Für Flaßpöhler ist es entscheidend, dass der Streit mit fairen Mitteln geführt wird, ähnlich wie im Sport: „Wir müssen verbal kämpfen, aber mit fairen Mitteln.“ Ihr Plädoyer: Mehr Streitkultur zulassen, um auch in schwierigen Zeiten Wege für Verständigung und Fortschritt zu finden.

(Thema auch im Podcast von Lanz & Precht „Gegner statt Feind: Warum wir mehr streiten sollten“)

Nicht belehren, sondern zum Überdenken der eigenen Meinung anregen

Michel Friedmann hat in einem Interview beim rbb zu seinem Buch „Judenhass“ das Grundproblem beschrieben, das zu Antisemitismus und gruppenbezogener Menschenfeindlichkeit führt. Danach machen sich Menschen als Kind die Vorurteile der Erwachsenen zu eigen, um im Leben zurecht zu kommen. Wichtig ist, Menschen möglichst früh – in der Schule und danach am besten lebenslang – ein Instrumentarium an die Hand zu geben, diese Vorurteile zu hinterfragen und eine eigene Position zu erlangen, unabhängig davon, was einem von anderen gesagt wird. 

Das Gespräch darf nicht abreißen!

Um auf die Entwicklung hin zu rechtspopulistischen und vereinfachenden politischen Sichtweisen einzuwirken, gibt es zwei wichtige Aufgaben:

  1. Wir müssen öffentlich und klar – z. B. auf Demos – zum Ausdruck bringen, wie wichtig uns der Erhalt unserer Demokratie ist und wie sehr wir demokratiefeindliche Strömungen und gruppenbezogene Menschenfeindlichkeit ablehnen.
  2. Wir müssen Menschen, die solchen Strömungen folgen, zuhören, sie ernst nehmen, mit ihnen sprechen. Aber dann auch mit deutlichen Gegenargumenten begegnen, um ihnen klar zu machen, wo sie ihre Meinung hinterfragen sollten.

Solange uns die Menschlichkeit miteinander verbindet, ist es völlig egal, was uns trennt.

Ernst Ferstl, österreichischer Lehrer und Schriftsteller

In jedem Fall ist das Gespräch die Grundlage für alles.

Inspiriert haben mich die Town Hall Debates bzw. Initiativen in den USA wie „Braver Angels“ oder „Living Room Conversations“, die den Versuch unternehmen, unversöhnliche Gruppen (in dem Fall Republikanerinnen und Demokratinnen) an einen Tisch zu bringen, um ihr gegenseitiges Verständnis – zumindest auf der menschlichen Ebene – zu fördern.

Interessant sind zum Beispiel diese Initiativen:

Town Hall Meetings / Town Hall Debates / Living Room Conversations

Bei den von Freiwilligen organisierten Diskussionsrunden in den USA kommen Bürgerinnen und Bürger zusammen, um Fragen zu politischen Themen zu diskutieren und mit Vertreter*innen beider Parteien zu sprechen.

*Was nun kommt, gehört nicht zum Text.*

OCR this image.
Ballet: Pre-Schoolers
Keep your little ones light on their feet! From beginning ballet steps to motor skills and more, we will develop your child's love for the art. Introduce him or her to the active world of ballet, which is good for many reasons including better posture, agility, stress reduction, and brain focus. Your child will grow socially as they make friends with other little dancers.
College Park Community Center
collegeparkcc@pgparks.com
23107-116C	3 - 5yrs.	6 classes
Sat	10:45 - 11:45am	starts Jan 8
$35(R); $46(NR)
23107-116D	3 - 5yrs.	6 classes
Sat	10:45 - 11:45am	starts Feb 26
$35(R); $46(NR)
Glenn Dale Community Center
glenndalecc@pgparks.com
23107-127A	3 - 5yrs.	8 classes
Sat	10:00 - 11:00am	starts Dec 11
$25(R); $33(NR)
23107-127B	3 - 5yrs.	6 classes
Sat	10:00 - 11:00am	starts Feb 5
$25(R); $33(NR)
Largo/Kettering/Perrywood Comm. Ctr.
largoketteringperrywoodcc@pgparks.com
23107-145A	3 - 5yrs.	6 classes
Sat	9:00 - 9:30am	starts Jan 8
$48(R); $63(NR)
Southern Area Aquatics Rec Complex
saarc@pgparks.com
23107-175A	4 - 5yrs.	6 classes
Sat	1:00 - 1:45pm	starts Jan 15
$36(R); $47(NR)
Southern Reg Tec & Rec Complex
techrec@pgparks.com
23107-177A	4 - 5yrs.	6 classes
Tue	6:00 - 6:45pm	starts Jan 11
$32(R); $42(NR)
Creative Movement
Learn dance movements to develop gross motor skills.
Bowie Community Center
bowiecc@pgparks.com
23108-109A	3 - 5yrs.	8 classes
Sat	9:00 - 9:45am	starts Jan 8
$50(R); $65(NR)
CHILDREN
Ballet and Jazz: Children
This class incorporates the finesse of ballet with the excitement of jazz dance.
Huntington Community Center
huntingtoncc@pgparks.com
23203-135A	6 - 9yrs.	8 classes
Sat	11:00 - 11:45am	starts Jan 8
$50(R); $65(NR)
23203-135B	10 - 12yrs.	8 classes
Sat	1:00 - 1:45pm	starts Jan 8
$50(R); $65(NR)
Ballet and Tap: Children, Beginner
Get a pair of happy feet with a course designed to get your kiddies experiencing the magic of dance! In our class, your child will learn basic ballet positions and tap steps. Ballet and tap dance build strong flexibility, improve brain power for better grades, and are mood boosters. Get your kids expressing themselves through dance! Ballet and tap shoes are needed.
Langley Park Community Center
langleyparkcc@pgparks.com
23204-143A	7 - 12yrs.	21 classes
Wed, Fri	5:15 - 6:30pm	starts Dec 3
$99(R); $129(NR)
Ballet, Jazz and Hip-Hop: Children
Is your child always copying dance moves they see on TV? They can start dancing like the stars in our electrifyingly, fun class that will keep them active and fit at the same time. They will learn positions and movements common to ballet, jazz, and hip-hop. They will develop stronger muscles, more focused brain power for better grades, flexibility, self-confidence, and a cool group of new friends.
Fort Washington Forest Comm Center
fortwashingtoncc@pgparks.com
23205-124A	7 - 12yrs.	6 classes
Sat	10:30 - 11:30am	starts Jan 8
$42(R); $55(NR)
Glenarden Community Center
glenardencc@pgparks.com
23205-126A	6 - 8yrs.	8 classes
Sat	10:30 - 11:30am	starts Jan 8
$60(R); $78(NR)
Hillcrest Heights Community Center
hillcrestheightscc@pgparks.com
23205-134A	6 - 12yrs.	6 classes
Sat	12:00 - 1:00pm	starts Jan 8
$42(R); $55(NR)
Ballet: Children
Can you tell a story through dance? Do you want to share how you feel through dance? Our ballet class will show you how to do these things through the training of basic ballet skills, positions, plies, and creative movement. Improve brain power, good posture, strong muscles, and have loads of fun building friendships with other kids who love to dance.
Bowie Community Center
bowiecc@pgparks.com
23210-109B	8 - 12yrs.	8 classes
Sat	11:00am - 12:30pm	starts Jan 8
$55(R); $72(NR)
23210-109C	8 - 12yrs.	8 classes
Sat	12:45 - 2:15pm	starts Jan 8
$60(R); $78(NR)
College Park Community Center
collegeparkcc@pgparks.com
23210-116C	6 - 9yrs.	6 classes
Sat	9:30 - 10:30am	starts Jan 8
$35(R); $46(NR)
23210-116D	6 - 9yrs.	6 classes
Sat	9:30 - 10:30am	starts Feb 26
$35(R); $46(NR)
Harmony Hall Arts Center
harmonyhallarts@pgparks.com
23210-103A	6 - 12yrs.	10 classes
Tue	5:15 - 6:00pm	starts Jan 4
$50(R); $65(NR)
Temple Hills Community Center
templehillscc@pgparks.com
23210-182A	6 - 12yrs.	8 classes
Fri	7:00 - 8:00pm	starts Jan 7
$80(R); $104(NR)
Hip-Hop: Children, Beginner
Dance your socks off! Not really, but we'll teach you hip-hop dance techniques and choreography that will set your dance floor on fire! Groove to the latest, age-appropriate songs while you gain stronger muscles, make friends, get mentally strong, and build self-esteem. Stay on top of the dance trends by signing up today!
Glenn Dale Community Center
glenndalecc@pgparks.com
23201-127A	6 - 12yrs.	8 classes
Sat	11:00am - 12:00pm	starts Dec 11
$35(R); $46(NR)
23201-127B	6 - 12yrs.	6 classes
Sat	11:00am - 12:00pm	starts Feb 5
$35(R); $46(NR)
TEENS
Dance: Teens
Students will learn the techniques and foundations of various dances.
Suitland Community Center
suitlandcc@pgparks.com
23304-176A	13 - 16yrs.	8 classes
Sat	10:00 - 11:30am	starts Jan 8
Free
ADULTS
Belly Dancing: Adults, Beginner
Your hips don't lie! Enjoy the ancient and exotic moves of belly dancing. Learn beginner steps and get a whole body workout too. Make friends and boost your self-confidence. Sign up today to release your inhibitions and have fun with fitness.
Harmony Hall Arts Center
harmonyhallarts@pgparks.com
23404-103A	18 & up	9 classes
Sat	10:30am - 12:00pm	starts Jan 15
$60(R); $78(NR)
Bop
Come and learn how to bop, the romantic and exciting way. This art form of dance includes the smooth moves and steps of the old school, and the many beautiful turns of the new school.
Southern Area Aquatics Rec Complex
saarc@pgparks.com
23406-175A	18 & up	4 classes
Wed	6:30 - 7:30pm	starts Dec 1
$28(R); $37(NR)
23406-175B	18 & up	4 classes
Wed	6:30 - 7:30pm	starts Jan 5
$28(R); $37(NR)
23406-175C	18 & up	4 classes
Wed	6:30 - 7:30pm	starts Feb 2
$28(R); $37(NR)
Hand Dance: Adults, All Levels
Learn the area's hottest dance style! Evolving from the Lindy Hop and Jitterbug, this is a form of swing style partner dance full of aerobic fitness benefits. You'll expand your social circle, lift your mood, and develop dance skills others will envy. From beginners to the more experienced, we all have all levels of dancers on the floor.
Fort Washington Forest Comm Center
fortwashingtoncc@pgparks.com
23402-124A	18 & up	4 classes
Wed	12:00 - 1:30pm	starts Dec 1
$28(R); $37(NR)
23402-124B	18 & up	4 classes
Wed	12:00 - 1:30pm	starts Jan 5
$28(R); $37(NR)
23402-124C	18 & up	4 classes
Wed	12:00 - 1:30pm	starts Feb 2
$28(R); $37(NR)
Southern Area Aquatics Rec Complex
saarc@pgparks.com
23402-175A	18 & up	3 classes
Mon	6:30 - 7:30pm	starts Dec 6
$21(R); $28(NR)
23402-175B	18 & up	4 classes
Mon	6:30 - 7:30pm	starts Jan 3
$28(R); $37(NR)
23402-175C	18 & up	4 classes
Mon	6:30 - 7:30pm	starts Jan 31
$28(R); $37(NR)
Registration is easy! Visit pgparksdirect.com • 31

Als Fachleute, die Menschen mit unterschiedlichem Hintergrund zusammenbringen – oft als „Brückenbauer“ bezeichnet – sehen wir nicht jeden Tag die polarisierten Extreme. Wir sehen Hoffnung und Optimismus.

USA Today – Die toxische Polarisierung vergiftet Amerika.

Braver Angels (früher Better Angels)

Die Mitwirkenden dieser Organisation, die sich darauf spezialisiert hat, den politischen Dialog zu fördern und die politische Polarisation zu verringern, organisieren Workshops und Veranstaltungen, bei denen Republikaner und Demokraten miteinander ins Gespräch kommen können, um Vorurteile abzubauen und Verständnis füreinander zu schaffen.

Schließen Sie sich unserer Legion von Amerikanern an, die glauben, dass der Kampf zur Rettung unserer Nation mit einem Waffenstillstand unter uns beginnt.

Wir laden Sie ein, Mitglied von Amerikas größter Organisation zu werden, die Konservative und Progressive gleichberechtigt zusammenbringt, um unsere Unterschiede zu verstehen, Gemeinsamkeiten zu finden, wo sie bestehen, und dem Land, das wir alle lieben, zu helfen, einen besseren Weg zu finden.